Самый яркий пример — есть в Заполярье такой маленький гордый город Ноябрьск. И он замечательный тем, что там добывалось около 70% российского газа и 12% российской нефти. Население городка — 100 000. Причем, чтобы он стал 100-тысячником, к нему приписали в качестве микрорайона поселок, который находится на расстоянии 130 километров. При этом там великолепный аэропорт, два-три рейса в день на Москву. По числу Porsche Cayenne на душу населения там — Москва просто жлобская деревня. Железнодорожная станция — там чуть севернее заходит железная дорога. В городе база многих добывающих компаний: физически они от Ноябрьска далеко находятся, но там живут семьи, там находятся склады, техника и так далее, ж/д-станция, аэропорт. Причем аэропорт по высшему классу. Они получили систему слепой посадки раньше, чем Внуково…
— Правительственный, на минуточку, аэропорт.
— Они купили раньше — «Газпром», на самом деле, купил. Потому что там нужно было обеспечить доступность, а погода бывает плохая, особенно в осенне-зимний период, а эта буржуйская система слепой посадки вообще игнорирует любой туман. Как вы думаете, кому-то нужна была бы вот эта вся инфраструктура у Полярного круга, если бы там не добывались нефть и газ? Там хорошая больница. Опять-таки, за какие бы деньги она там было, если бы не нефтяники с газовиками? И получается, что реальный вклад ТЭКа больше тех формальных значений, которые считаются по их налоговым поступлениям, понимаете?

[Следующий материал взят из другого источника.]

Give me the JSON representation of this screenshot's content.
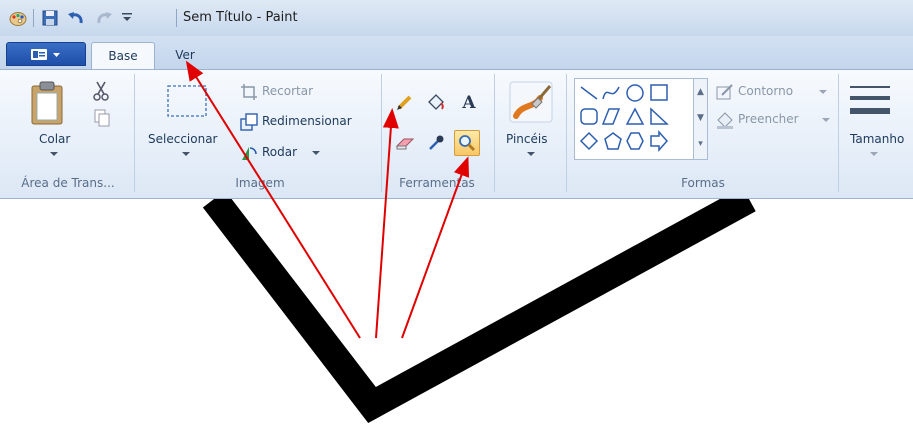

— То есть, может случиться примерно то же самое, что произошло к началу 90-х годов, когда просто вымирали моногорода, когда-то славившиеся своей благоустроенностью и снабжением.
— Причем, особенно болезненно это будет как раз вот в этих северных и восточных регионах, где предприятия ТЭК фактически градообразующие предприятия, и если с ней что-то случается, у всех остальных тоже начинаются проблемы.
— Остается только один вопрос: в докладе конечной точкой падения взят 2050 год, но я не нашла в тексте времени, когда, с точки зрения авторов, начнется это падение.
— Правильно не нашли. Они действуют в полном соответствии с идеями Ходжи Насреддина. Пятидесятый год хорошо обсуждать, 2100-й — еще лучше. Потому что и до 2050-го многие не доживут, а уж до сотого, наверняка, большинство читателей доклада не доживет. Поэтому можно быть смелее.
— Ясно. А когда, с вашей точки зрения, начнутся описанные в докладе проблемы?
— А вот здесь, если ответственно отвечать на этот вопрос, есть довольно большая неопределенность. На мой взгляд, главный фактор неопределенности связан с уровнем цен и, соответственно, уровнем добычи в России. Причем с точки зрения последствий, на мой взгляд, падение добычи более драматично, чем падение цены.
— Почему?
— Мы с вами только что говорили: потому что по мере падения добычи, себестоимость сразу же начинает возрастать. Я много раз беседовал с топом крупной нефтяной компании, который подтвердил эту мысль.
— И когда это падение добычи может начаться, с вашей точки зрения?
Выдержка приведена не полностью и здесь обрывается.